Showing America Why the Trans-Pacific Partnership Trade Deal Matters

America is turning anti-trade, fed up with economic dislocation and the movement of manufacturing offshore.

Financial Review
FILE - In this Oct. 8, 2013, file photo, U.S. Secretary of State John Kerry, front right, and New Zealand Prime Minister John Key, front second left, arrive for the Trans-Pacific Partnership meet in Bali, Indonesia.
FILE - In this Oct. 8, 2013, file photo, U.S. Secretary of State John Kerry, front right, and New Zealand Prime Minister John Key, front second left, arrive for the Trans-Pacific Partnership meet in Bali, Indonesia.

Greetings from Birmingham, Alabama, where few residents have heard of the Trans-Pacific Partnership and even fewer would consider it beneficial to their livelihoods. Yet their congressional representatives will be asked to pass a bill to bring it into law. Herein lies the problem for the agreement's architects and advocates.

The World Bank estimates that, by 2030, the total effect of the Trans-Pacific Partnership on U.S. gross domestic product will be just 0.4 percent. Not 0.4 percent per annum but a total of 0.4 percent after 15 years. It's a rounding error and the American people instinctively know it. The estimated benefit for Australia is a tiny 0.7 percent of gross domestic product.

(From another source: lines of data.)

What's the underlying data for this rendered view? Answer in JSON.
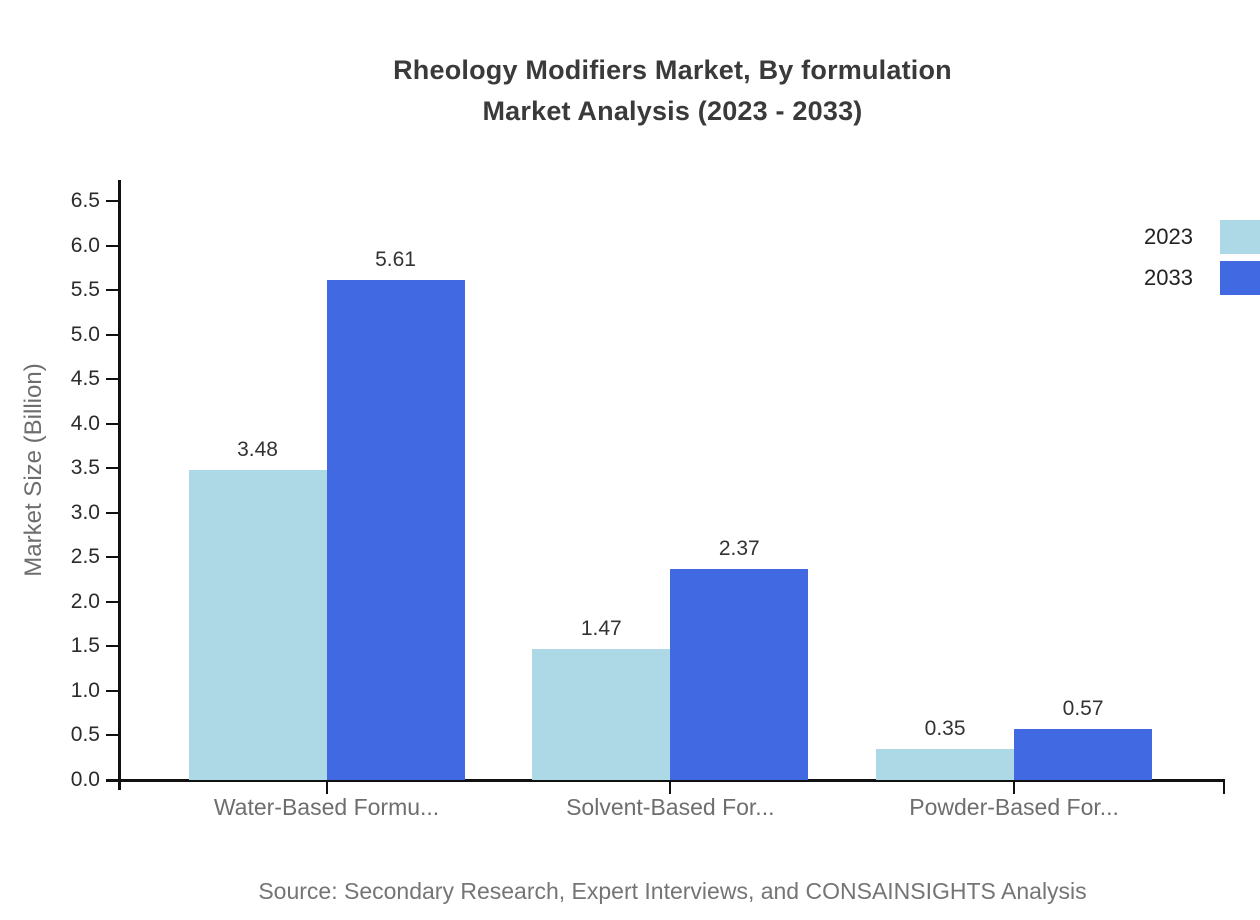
{
  "ui": {
    "title_line1": "Rheology Modifiers Market, By formulation",
    "title_line2": "Market Analysis (2023 - 2033)",
    "source": "Source: Secondary Research, Expert Interviews, and CONSAINSIGHTS Analysis"
  },
  "chart_data": {
    "type": "bar",
    "title": "Rheology Modifiers Market, By formulation Market Analysis (2023 - 2033)",
    "categories": [
      "Water-Based Formu...",
      "Solvent-Based For...",
      "Powder-Based For..."
    ],
    "series": [
      {
        "name": "2023",
        "color": "#ADD8E6",
        "values": [
          3.48,
          1.47,
          0.35
        ]
      },
      {
        "name": "2033",
        "color": "#4169E1",
        "values": [
          5.61,
          2.37,
          0.57
        ]
      }
    ],
    "xlabel": "",
    "ylabel": "Market Size (Billion)",
    "ylim": [
      0.0,
      6.5
    ],
    "ytick_step": 0.5,
    "ytick_format_decimals": 1,
    "value_label_decimals": 2,
    "grid": false,
    "legend_position": "top-right",
    "axis_color": "#111111",
    "text_color": "#333333"
  }
}
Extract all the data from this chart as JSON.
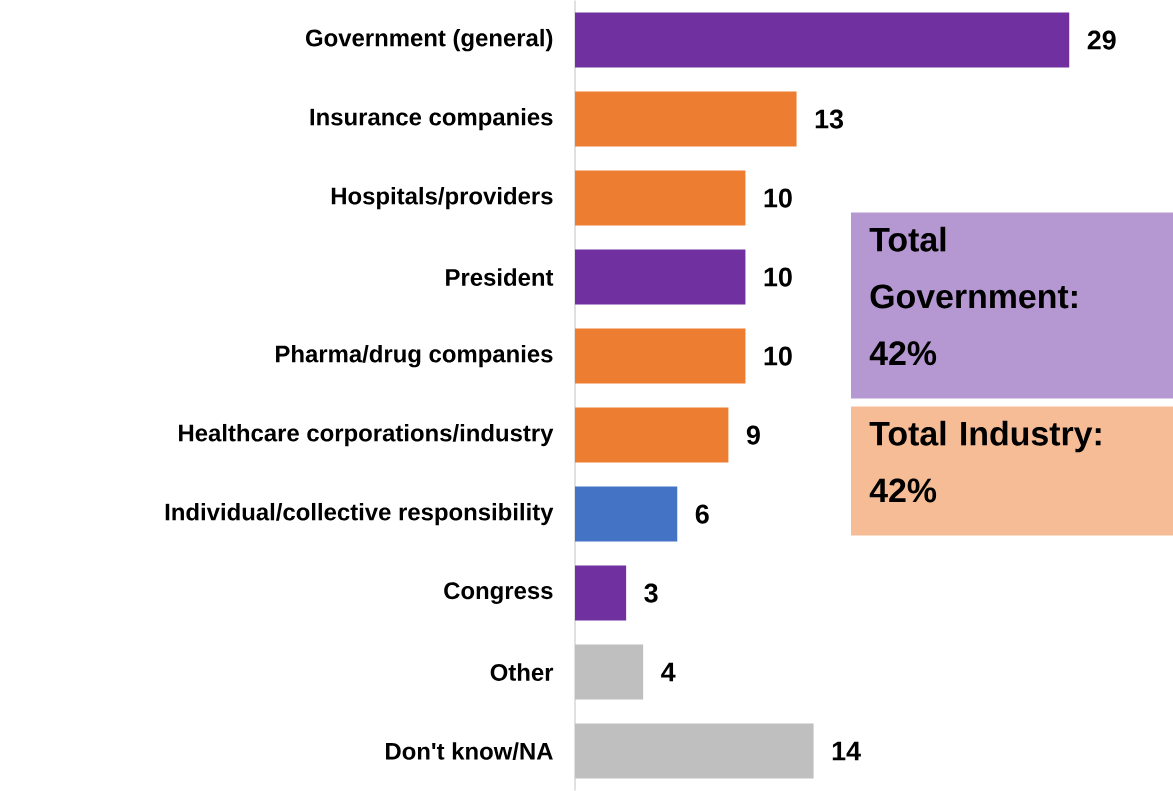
{
  "chart_data": {
    "type": "bar",
    "orientation": "horizontal",
    "categories": [
      "Government (general)",
      "Insurance companies",
      "Hospitals/providers",
      "President",
      "Pharma/drug companies",
      "Healthcare corporations/industry",
      "Individual/collective responsibility",
      "Congress",
      "Other",
      "Don't know/NA"
    ],
    "values": [
      29,
      13,
      10,
      10,
      10,
      9,
      6,
      3,
      4,
      14
    ],
    "colors": [
      "#7030a0",
      "#ed7d31",
      "#ed7d31",
      "#7030a0",
      "#ed7d31",
      "#ed7d31",
      "#4472c4",
      "#7030a0",
      "#bfbfbf",
      "#bfbfbf"
    ],
    "data_labels": true,
    "tick_labels": "y",
    "annotations": [
      "Total Government: 42%",
      "Total Industry: 42%"
    ]
  }
}
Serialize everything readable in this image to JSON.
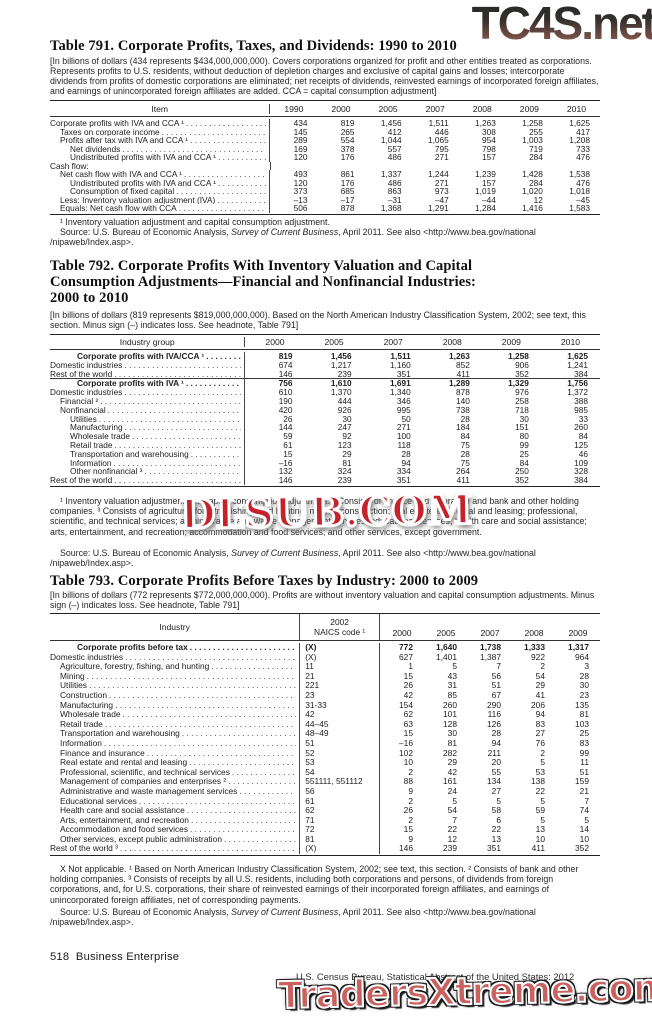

Developing countries like Vietnam and Malaysia would benefit most, with estimated increases in gross domestic product of more than 8 per cent.

Among U.S. presidential aspirants, the Trans-Pacific Partnership is virtually friendless. Donald Trump and his angry white Trumpeteers despise it. Hillary Clinton, who as secretary of state supported it, has since distanced herself from the deal, pledging to renegotiate it. America is turning inwards. Both its left and much of its right are anti-trade, fed up with economic dislocation and the movement of manufacturing offshore. For a time, cheaper domestic energy attracted many manufacturing operations back onshore, but the pace of offshoring is now fast outstripping that of onshoring.